Police arrested hundreds of people for the international website on sexual violence against children

The South Korean site adopted digital currency to access the video, with victims rescued in the US, UK and Spain

Hundreds of people have been arrested in a worldwide operation over a South Korean dark child sex abuse website that sold videos for digital money.

Officials from the United States, Britain and Korea described the network as one of the largest operations they have encountered to date.

Called Welcome to video, the website relied on the cryptocurrency Bitcoin to sell access to 250,000 videos depicting child sexual abuse, authorities said, including footage of extreme abuse of young children. Its download page specifically said, ” Don’t download adult porn.”

“Darknet sites that profit from the sexual exploitation of children are among the most vile and reprehensible forms of criminal behavior,” said assistant U.S. attorney General Brian Benchkowski.

Officials rescued at least 23 juvenile victims in the United States, Britain and Spain who were actively abusing users of the site, the justice Department said. Many of the children in the video are still unidentified.

The site’s extensive library – nearly half of which consists of images never seen by law enforcement-is an illustration of what authorities say is an explosion of sexual assault content online. In a statement, Britain’s National Crime Agency said officials were seeing “increases in severity, scale and complexity”.

Welcome to the video operator, a South Korean named Jeong Woo Song, 23, and 337 users in 12 different countries, have been charged so far, authorities said.

The son, who is currently serving an 18-month sentence in Korea, was also indicted on Federal charges in Washington.

Several others charged in the case have already been convicted and are serving prison sentences of up to 15 years, according to the justice Department.

Welcome To Video is one of the first sites to monetize child sexual abuse using Bitcoin, which allows users to hide their identity during financial transactions.

Users were able to redeem digital currency in exchange for “points” that they could spend downloading videos or buying anything you can watch ” VIP ” accounts. Points can also be earned by uploading images of child sexual abuse.

“These are the bottom feeders of the underworld,” said don Fort, chief of criminal investigation at the U.S. internal revenue Service (IRS), who initiated the investigation.

The justice Department said the site collected at least $ 370,000 before it was taken down in March 2018, and that the currency was laundered through three unnamed digital currency exchanges.

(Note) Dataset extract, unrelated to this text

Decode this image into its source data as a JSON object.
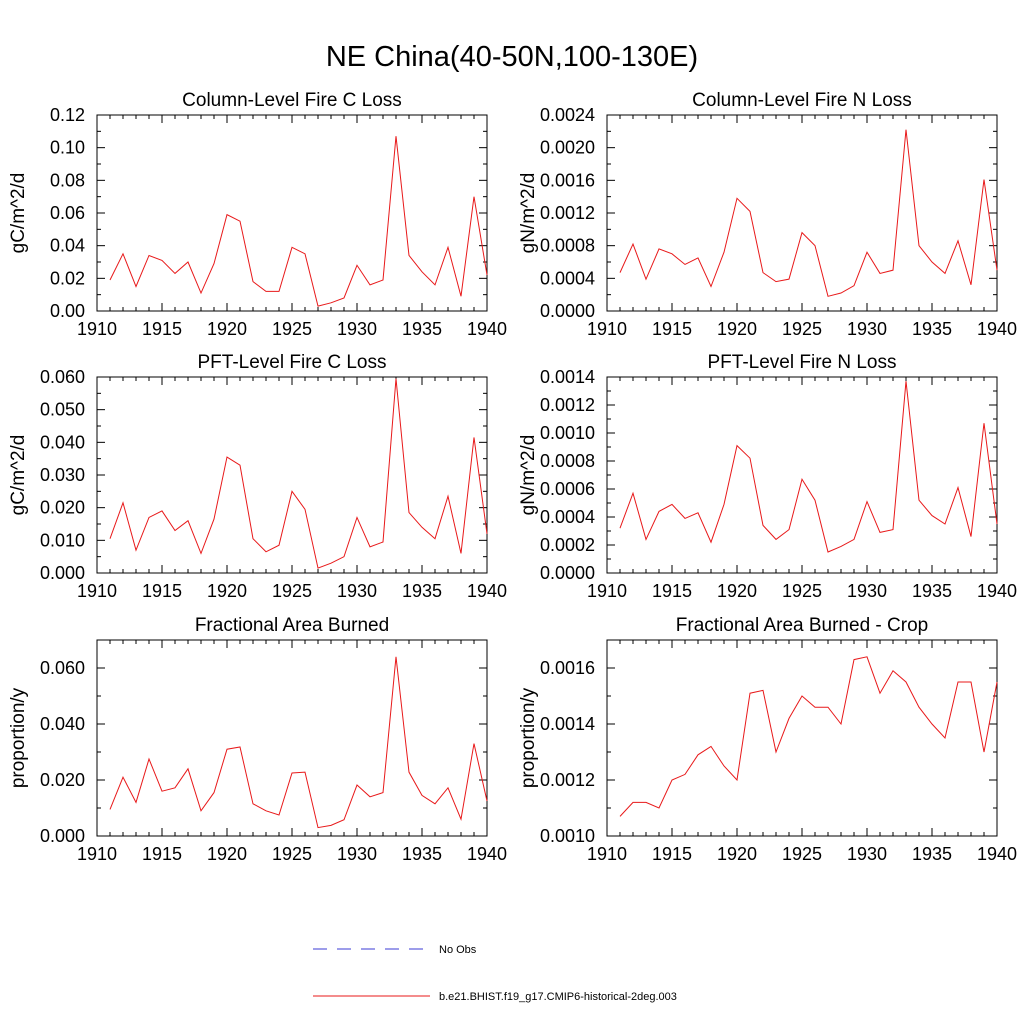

Fort said the investigation was prompted by a recall to the IRS from a confidential source. However, Britain’s National Crime Agency said it came across the site during an investigation into a British academic who in October 2017 pleaded guilty to blackmailing more than 50 people, including teenagers, into sending him images that he shared online.

In a statement, British authorities said the National crime Agency’s cybercrime unit had deployed “special capabilities” to locate the server.

The justice Department gave a different explanation, saying that the Welcome to Video site had leaked the South Korean Internet Protocol of its server address to the public Internet.